En fin, bueno...suspiremos..nos lo merecemos. La vida no es fácil, quién lo ha dicho en alguna ocasión de la larga historia humana? Nadie...obvio, las mentiras de tal calibre no se las cree ni siquiera el poster de Maradona colgado en el dormitorio de cualquier fanático del deporte persigue pelotas, ups...digo del dizque deporte rey (y quién es la Reyna? El tenis? No hay una falla genérica por algún lado?...vaya...cómo desvarío!); es cierto..la vida no es ningún paraíso de caramelo con nubes de algodón dulce, pero es la única vida que tenemos y vamos...la queremos en verdad de otro modo?
La vida es una larguísima Montaña Rusa, siempre vamos sacudidos de un lado a otro, para arriba y luego de golpe para abajo, hay gritos de toda especie...desde los alegres hasta los que es mejor no oír; sin embargo eso es lo que nos hace crecer, pero bueno...eso tú ya lo sabes, cierto?

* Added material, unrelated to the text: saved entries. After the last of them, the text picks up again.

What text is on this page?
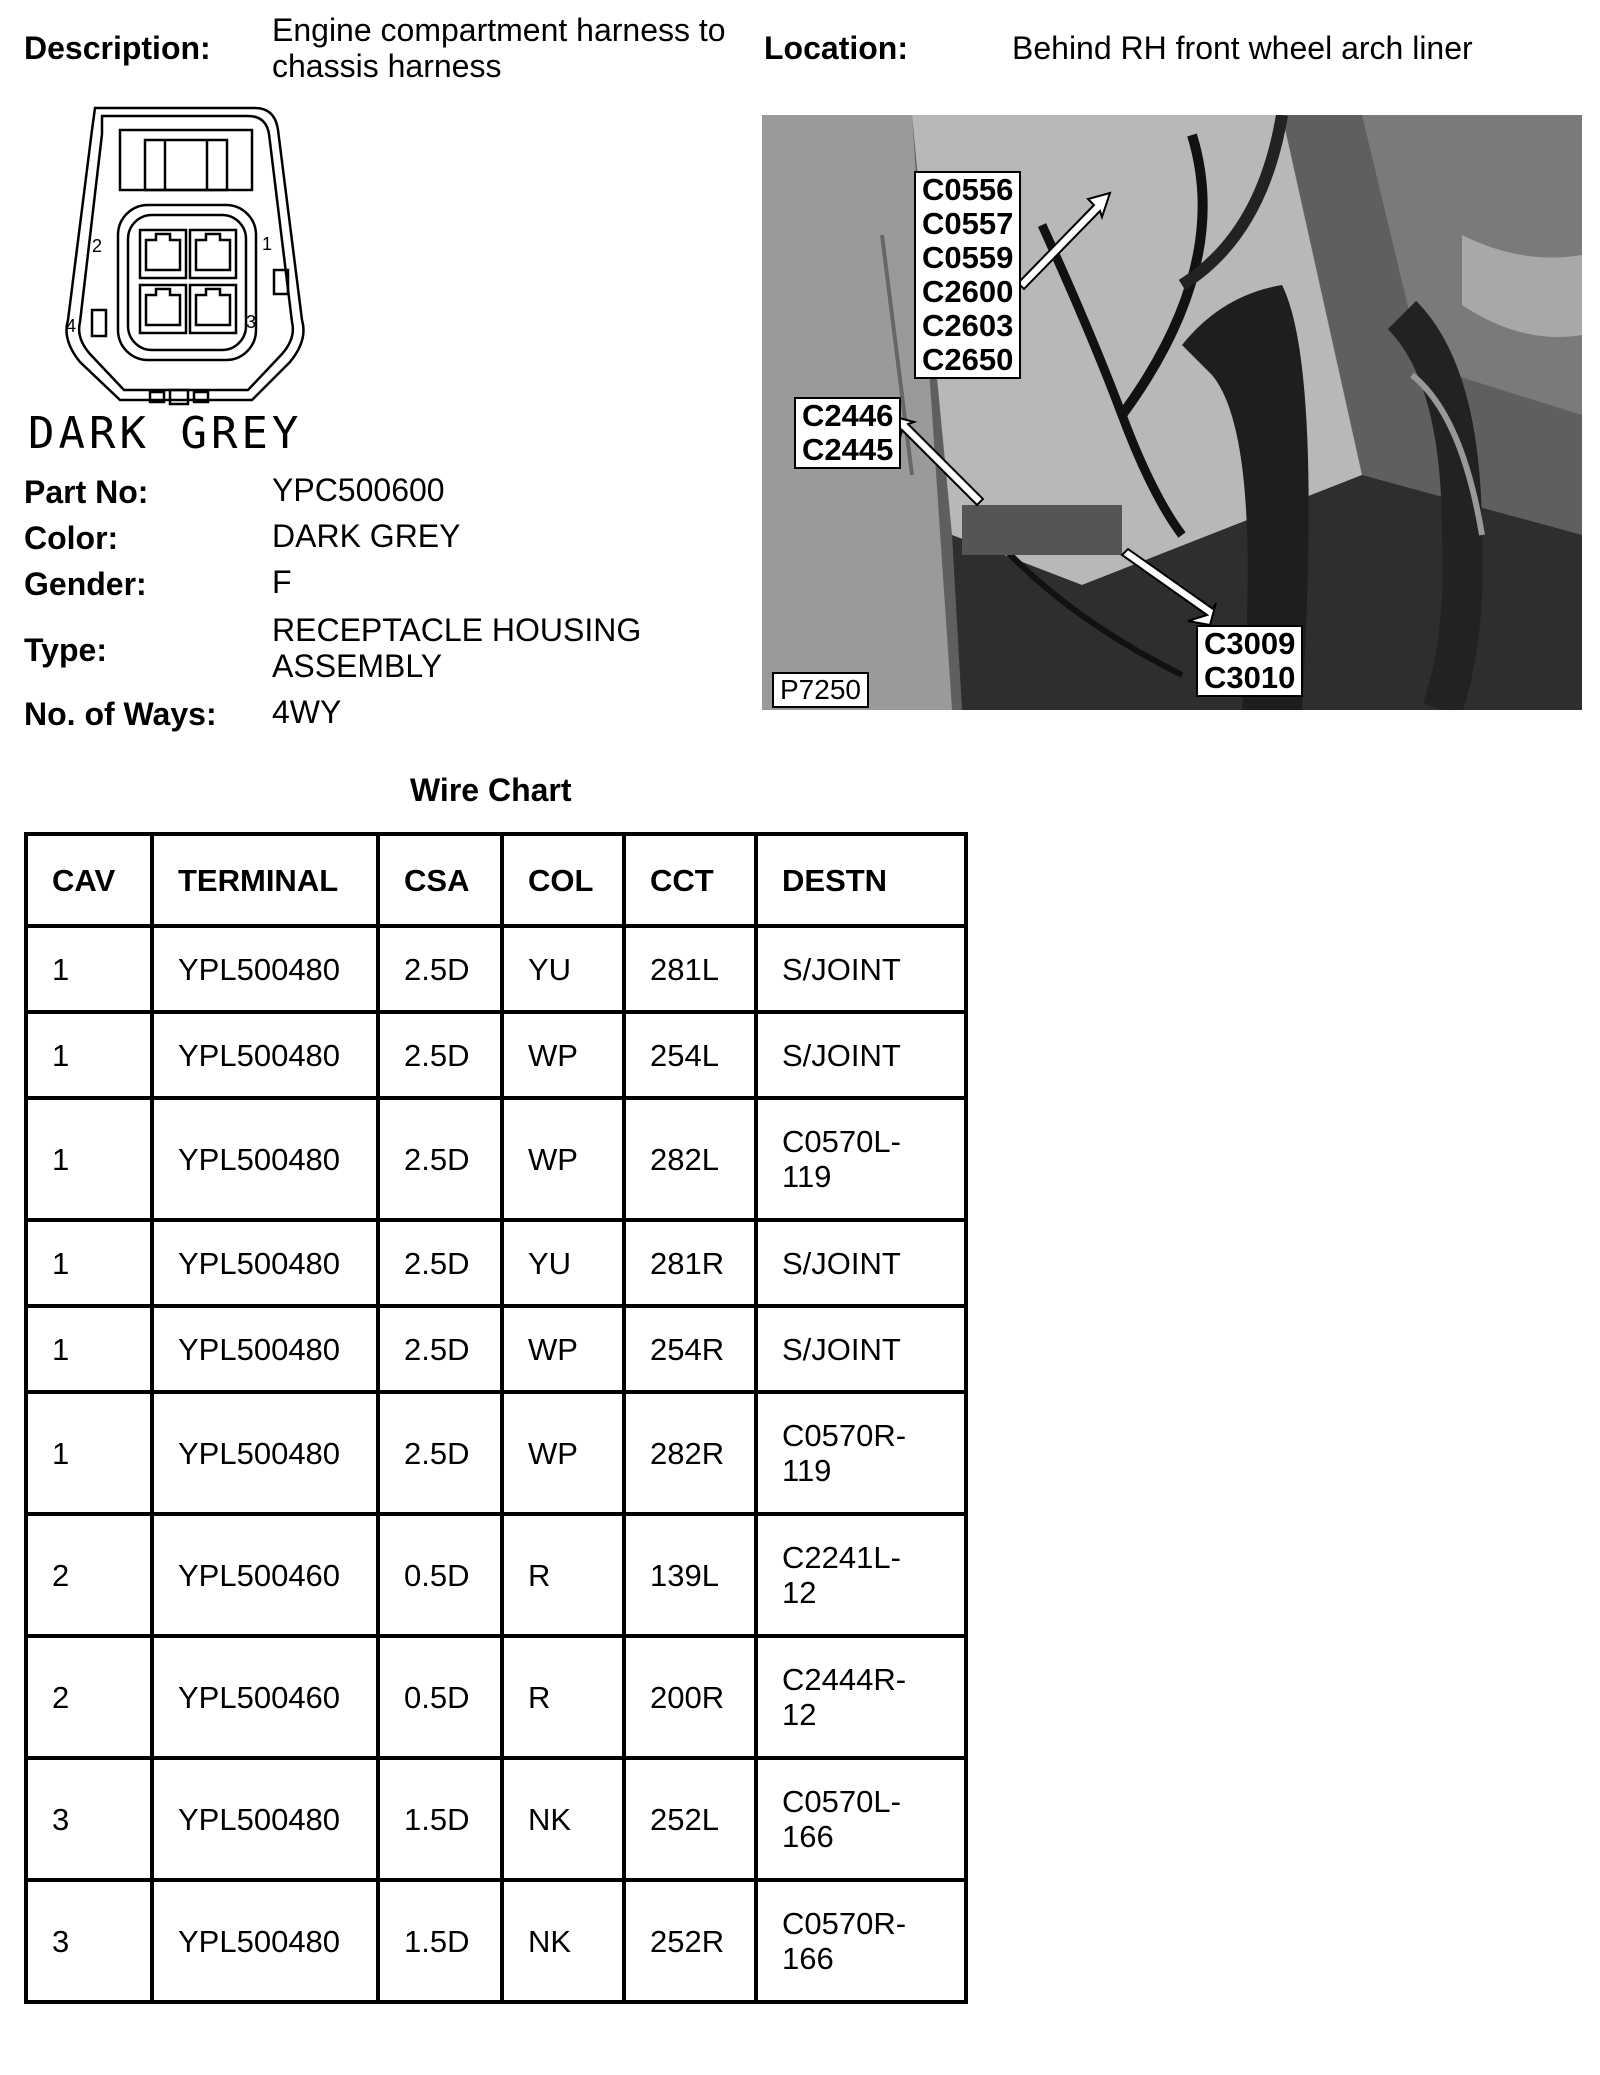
Description: Engine compartment harness to
chassis harness	Location:	Behind RH front wheel arch liner
1
2
3
4
DARK GREY
Part No:	YPC500600
Color:	DARK GREY
Gender:	F
Type:
RECEPTACLE HOUSING
ASSEMBLY
No. of Ways: 4WY
C0556
C0557
C0559
C2600
C2603
C2650
C2446
C2445
C3009
C3010
P7250
Wire Chart
CAV	TERMINAL	CSA	COL	CCT	DESTN
1	YPL500480	2.5D	YU	281L	S/JOINT

1	YPL500480	2.5D	WP	254L	S/JOINT

1	YPL500480	2.5D	WP	282L	C0570L-
119

1	YPL500480	2.5D	YU	281R	S/JOINT

1	YPL500480	2.5D	WP	254R	S/JOINT

1	YPL500480	2.5D	WP	282R	C0570R-
119

2	YPL500460	0.5D	R	139L	C2241L-
12

2	YPL500460	0.5D	R	200R	C2444R-
12

3	YPL500480	1.5D	NK	252L	C0570L-
166

3	YPL500480	1.5D	NK	252R	C0570R-
166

El problema reside en que es difícil recordar tales detalles cuando nos hallamos en el "fondo" del meollo, cuando letra por letra nos sentimos MoRiR. En esos casos nuestros roles de víctimas son tan luminosos que muy pocas veces nos distraemos del emocionante pasatiempo que significa auto-compadecernos, y sinceramente...qué edificante es oír los susurros de "pobrecito" a nuestras espaldas, no?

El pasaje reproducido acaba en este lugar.